A Paris, la maire sortante Anne Hidalgo a fait de la lutte contre la pollution, automobile notamment, son marqueur politique. Les socialistes prônent un nouveau modèle de gestion locale, incluant participation citoyenne et projets (végétalisation, réduction de la place de la voiture, restauration de terres agricoles) parfois inspirés des Verts, tout en gardant des marqueurs sociaux tels la gratuité des dix premiers mètres cubes d’eau ou la construction de logement social. Pour recevoir l’investiture de la majorité macroniste, tout candidat doit adhérer à une charte de dix engagements qui précise notamment que « l’élu(e) s’engage à faire de la transition écologique une priorité ». Cédric Villani, ex-LRM, se rêve en « premier maire véritablement écologiste de Paris », son concurrent Benjamin Griveaux veut créer des « rues-jardins » et améliorer la « santé environnementale ». A droite, les maires sortants entendent bien jouer la carte écolo. Les Républicains restent héritiers d’un credo pro-nucléaire et productiviste, mais une nouvelle garde croit en la possibilité d’une écologie « pragmatique » compatible avec l’économie de marché. Le maire de Nice Christian Estrosi assure œuvrer depuis 2008 à un projet de « ville verte exemplaire de la Méditerranée » faite de végétalisation et de nouvelle ligne de tramway. Nul ne délaisse le terrain environnemental, pas même le Rassemblement national (RN), qui décline un concept des européennes, le « localisme », à l’échelon municipal. Produits locaux dans les cantines, jardins partagés, « faire en sorte qu’on puisse vivre et travailler dans la commune ». A la préférence nationale succède la préférence municipale.*
Il n’est pas difficile de se rendre compte, vu le passé des anciens protagonistes d’un monde dépassé, qu’il ne s’agit en fait que de greenwashing politicien, une écologie décorative et préélectorale, une écologie de l’incantation loin de mettre en œuvre une écologie concrète. On retrouve maintenant au niveau de l’ensemble de l’échiquier politique ce qui a traversé le mouvement écologiste depuis son origine, l’opposition entre une écologie superficielle et une écologie radicale. Il est significatif que François de Rugy ait quitté les Verts pour tomber dans les bras de Macron, puis succédé à Hulot qui avait pourtant montré en démissionnant qu’on ne pouvait rien faire dans ce système techno-industriel même quand on est ministre de l’écologie. François de Rugy se contente de phrases toutes faites : « Il y a tellement de gens qui adorent quand les écologistes sont très radicaux, marginaux et minoritaires. Le conservatisme et la radicalité sont les deux faces de la même médaille, celle de l’impuissance et de l’inaction. Ce que je veux, c’est une écologie qui agit. » Encore faudrait-il définir de quel type d’actions il s’agit. Pour les municipales, que faire ?

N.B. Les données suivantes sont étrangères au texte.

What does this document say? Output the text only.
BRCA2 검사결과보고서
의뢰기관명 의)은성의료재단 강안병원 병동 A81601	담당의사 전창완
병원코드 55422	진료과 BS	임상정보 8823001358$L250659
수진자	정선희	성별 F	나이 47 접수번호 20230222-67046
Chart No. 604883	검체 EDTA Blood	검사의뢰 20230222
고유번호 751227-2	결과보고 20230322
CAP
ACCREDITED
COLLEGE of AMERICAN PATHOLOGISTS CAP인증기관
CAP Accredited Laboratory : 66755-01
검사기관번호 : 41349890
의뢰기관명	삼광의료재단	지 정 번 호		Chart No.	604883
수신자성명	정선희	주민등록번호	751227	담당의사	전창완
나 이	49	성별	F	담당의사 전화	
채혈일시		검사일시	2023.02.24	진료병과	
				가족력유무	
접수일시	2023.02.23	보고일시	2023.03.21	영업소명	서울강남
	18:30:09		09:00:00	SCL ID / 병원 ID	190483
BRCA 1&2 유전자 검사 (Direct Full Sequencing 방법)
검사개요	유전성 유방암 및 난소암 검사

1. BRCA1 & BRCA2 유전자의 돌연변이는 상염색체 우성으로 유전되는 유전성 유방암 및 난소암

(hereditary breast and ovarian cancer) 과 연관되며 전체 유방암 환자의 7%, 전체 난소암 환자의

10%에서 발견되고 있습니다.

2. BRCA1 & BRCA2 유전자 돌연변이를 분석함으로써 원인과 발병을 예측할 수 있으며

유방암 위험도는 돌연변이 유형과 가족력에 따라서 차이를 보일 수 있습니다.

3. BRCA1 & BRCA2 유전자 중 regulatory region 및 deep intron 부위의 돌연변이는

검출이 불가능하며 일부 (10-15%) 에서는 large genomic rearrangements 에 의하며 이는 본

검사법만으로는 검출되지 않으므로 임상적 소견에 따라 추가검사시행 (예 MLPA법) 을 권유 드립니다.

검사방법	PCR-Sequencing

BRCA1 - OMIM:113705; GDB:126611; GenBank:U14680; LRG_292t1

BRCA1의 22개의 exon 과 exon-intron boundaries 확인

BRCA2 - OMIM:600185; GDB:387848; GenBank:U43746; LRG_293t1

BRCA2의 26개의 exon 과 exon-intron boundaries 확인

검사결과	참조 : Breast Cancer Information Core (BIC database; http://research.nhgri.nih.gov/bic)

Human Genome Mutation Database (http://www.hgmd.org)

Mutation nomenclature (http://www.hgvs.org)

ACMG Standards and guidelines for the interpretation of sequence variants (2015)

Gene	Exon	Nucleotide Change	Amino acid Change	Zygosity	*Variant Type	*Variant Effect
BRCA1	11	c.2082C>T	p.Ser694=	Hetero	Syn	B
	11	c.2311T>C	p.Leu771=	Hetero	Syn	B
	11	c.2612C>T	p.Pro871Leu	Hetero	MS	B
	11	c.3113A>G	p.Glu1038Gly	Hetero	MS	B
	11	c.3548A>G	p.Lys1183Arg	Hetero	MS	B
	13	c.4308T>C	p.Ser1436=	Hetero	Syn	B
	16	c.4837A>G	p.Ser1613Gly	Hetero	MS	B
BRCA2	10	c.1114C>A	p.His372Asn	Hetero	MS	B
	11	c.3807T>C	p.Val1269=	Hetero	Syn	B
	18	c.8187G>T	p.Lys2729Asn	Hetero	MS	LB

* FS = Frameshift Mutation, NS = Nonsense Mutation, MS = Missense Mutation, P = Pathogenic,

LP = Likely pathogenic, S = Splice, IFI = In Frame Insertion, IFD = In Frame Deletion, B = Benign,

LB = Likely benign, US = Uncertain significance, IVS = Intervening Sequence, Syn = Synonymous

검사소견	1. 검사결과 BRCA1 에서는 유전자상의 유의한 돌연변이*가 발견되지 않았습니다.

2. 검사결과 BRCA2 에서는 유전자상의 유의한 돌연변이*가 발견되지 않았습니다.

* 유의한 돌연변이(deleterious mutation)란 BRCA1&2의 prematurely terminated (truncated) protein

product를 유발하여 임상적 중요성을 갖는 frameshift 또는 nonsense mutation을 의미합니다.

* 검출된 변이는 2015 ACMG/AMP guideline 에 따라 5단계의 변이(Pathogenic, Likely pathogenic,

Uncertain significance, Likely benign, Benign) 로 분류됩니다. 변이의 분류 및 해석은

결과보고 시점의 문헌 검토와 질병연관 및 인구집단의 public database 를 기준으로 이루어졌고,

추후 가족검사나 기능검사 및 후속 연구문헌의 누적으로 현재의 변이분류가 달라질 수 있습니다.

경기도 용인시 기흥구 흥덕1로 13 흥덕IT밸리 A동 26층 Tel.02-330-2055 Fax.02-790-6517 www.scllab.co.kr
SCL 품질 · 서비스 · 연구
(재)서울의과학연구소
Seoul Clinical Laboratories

L’urgence écologique, la déplétion des ressources fossiles, l’extinction des espèces… exige des efforts tant au niveau individuel que collective. C’est le premier message qu’il faut faire passer pour cette élection locale, la transition écologique demandera des sacrifices. Le comportement personnel de sobriété alimentaire et énergétique ne sera suivi par tous que dans un contexte collectif. Il faudra changer les pratiques, abandonner les parterres de fleurs pour des jardins potagers et les arbres d’ornement pour des fruitiers. Il s’agit d’instaurer un nouvel état d’esprit dans les municipalités, on ne construira la société du futur qu’avec l’apport de chaque citoyen. Il s’agit d’abandonner tous les grands projets qui gaspillent des ressources, promouvoir des ceintures vivrières et endiguer l’artificialisation du territoire, faire des villes fruitières et pas simplement ombragées, mettre une éolienne à la place du moulin à vent en ruine, utiliser des techniques appropriées au contexte local, revitaliser l’artisanat local et les circuits courts, etc. C’est au niveau des communauté de base, au niveau des communes, qu’on peut mettre en place des espaces de résilience, capables de résister aux chocs, cherchant l’autonomie au niveau alimentaire, énergétique et politique. Ce blog biosphere n’est rien en lui-même, mais heureusement tout s’agite autour de lui. Ainsi l’ADEME, avec « Demain MON TERRITOIRE », propose des actions concrètes. Les 20 fiches de ce recueil valorisent des solutions mises en place dans des communes et intercommunalités de différentes tailles, réparties sur l’ensemble du territoire. Elles montrent qu’il est possible d’envisager une ville plus sobre en carbone, avec des gains en matière de lien social, de qualité de vie et de dynamisme économique.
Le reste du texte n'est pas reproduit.